May I also reiterate the right hon. Lady’s thanks to the emergency services for their response in Streatham? I share her concern for the people who have been injured, both psychologically and physically, and thank her for the promise of co-operation in ensuring that the legislation can be brought forward effectively and swiftly. I assure her that the Government wish to work with the Opposition on this and that therefore her offer is received in the spirit in which is in intended. We will make every effort to ensure that the Opposition are satisfied with the way that we respond.

As to Select Committees, the European Scrutiny Committee will be set up at the same time as all the other Committees, which will be done as soon as is practicable. We attach great importance to proper scrutiny.

The right hon. Lady asked me about events at Downing Street and the briefings that have been given, and referred kindly to my antecedents in this area. With reference to my antecedents in this area, it is perfectly normal for journalists to be given different briefings. Sometimes some journalists are briefed, sometimes specific journalists are briefed, and sometimes there is a general lobby briefing. That has been going on since my father joined the lobby in the 1950s, which really is a reasonably long time ago—although not quite as long ago as when my right hon. Friend Sir Edward Leigh was referring to in earlier proceedings. What went on was perfectly normal. David Frost is a special adviser, it is routine for special advisers to give briefings to specialist journalists, and that was precisely what was happening.

As for COP26, the Prime Minister is taking a personal interest in this. It is a matter to which he is personally deeply committed. He gave detailed responses yesterday in response to six questions from the Leader of the Opposition, and it would seem, dare I say it, otiose for me to repeat the wise words of the Prime Minister.

I am very interested in what the right hon. Lady said about local authorities and the use of personal data, and I share her concern, although I must confess that I was previously unaware of this issue. Local authorities have a duty to be careful about the personal data they pass on, and I think this is a matter for the Information Commissioner.

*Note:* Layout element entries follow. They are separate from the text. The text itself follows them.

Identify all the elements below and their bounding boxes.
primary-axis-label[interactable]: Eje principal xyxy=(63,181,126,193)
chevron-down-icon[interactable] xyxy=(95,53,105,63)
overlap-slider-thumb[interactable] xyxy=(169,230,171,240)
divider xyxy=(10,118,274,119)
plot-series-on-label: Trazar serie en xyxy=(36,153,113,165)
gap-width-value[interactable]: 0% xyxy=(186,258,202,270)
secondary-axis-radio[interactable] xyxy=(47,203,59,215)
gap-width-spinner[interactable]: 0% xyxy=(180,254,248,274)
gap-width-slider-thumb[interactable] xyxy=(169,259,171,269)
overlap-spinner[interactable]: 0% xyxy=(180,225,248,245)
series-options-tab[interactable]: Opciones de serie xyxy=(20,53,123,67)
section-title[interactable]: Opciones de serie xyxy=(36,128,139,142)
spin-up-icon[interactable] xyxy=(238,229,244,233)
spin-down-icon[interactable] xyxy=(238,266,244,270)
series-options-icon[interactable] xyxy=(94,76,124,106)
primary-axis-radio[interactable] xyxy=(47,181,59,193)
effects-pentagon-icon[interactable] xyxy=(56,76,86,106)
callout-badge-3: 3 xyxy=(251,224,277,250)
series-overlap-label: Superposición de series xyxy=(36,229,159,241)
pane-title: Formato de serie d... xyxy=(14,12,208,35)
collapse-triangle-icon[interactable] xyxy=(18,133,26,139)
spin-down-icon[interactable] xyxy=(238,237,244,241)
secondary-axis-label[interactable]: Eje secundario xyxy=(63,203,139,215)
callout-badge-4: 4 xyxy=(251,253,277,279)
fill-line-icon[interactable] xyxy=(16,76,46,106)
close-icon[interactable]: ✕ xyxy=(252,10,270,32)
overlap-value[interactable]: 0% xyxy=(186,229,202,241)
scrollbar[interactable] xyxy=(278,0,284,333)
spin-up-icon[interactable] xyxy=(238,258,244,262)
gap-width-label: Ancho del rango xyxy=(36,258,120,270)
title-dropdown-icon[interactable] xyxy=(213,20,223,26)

With regard to Nazanin Zaghari-Ratcliffe, the junior Minister in the Foreign Office spoke to the Iranian embassy earlier in the week. There is a continued correspondence flow of representations, but we must always remember that the Iranian Government are behaving unlawfully under international law in holding Mrs Zaghari-Ratcliffe. We have to keep on pressing, but when a state of that kind refuses to follow international norms, there are limits to what the Government can do. I deeply regret that, but I assure the right hon. Lady that the Government will continue to press, and I hope that the Iranian Government will eventually be shamed into behaving properly.